Due to experimental errors and lack of reproducibility, there is some uncertainty in several of our plating assays. However, the results from August 22nd, 2018 appear to be the most accurate due to the lack of growth of the fluoride-binding mutant. Upon looking at these results, we can reasonably infer that the promoter J23_102 and the riboswitch variation ‘FRS1’ are most effective in allowing for dynamic bacterial growth across varied levels of fluoride.


Future Directions


Short Term:

- We hope to repeat our plating assays to gain more conclusive results in terms of ensuring a direct correlation between the fluoride concentration and bacterial growth

- The CHOP system can be used to screen and select fluoride riboswitches with a higher affinity for fluoride, leading to more growth at lower levels of fluoride and more effective detection. This would also make the system more valuable for implementation in communities where a fluoride detection system is most needed.
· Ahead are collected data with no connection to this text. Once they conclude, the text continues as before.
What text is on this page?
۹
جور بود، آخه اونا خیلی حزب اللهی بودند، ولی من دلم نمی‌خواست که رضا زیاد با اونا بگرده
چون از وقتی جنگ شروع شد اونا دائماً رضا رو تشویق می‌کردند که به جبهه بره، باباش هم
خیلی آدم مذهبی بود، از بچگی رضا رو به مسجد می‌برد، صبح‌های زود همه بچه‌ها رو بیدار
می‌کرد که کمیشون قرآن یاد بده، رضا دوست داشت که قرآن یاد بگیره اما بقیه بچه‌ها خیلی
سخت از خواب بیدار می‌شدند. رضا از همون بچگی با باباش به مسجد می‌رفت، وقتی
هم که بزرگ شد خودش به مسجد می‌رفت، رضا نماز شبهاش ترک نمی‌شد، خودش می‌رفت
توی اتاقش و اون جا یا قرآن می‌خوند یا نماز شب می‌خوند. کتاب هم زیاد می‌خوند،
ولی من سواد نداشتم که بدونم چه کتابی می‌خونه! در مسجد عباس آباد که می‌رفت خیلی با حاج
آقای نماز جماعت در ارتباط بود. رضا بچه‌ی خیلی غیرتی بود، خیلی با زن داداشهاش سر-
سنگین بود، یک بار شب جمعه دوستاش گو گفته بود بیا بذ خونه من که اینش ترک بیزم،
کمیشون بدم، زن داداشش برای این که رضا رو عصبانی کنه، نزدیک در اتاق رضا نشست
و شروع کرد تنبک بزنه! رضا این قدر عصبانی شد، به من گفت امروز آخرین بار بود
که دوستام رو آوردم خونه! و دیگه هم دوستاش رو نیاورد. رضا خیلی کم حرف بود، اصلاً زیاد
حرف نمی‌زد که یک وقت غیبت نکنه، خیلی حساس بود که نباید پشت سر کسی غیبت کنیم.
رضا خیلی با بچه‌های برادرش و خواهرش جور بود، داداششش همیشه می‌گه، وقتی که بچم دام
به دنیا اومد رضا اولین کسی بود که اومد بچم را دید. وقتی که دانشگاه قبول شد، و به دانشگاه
- We hope to test the effectiveness of a liquid culture for our construct. Different riboswitch promoter pairs can be inserted into CHOP and response to varying levels of fluoride can be measured.

Long Term:

- In order to bioremediate excess levels of fluoride, we envision using fluoride riboswitches to express genes that will allow for enzymes to metabolize fluoride in the body.

- To sequester fluoride we hope to identify fluoride riboswitches with a higher affinity to fluoride and attach multiple copies of the riboswitches to nanoparticles

- For easier implementation, we hope to allow riboswitches to regulate a reporter for a more obvious sign when unhealthy levels of fluoride are present in drinking water.

- CHOP can be used to evaluate other transcriptional riboswitches that bind different metal ions, such as cobalt or nickel.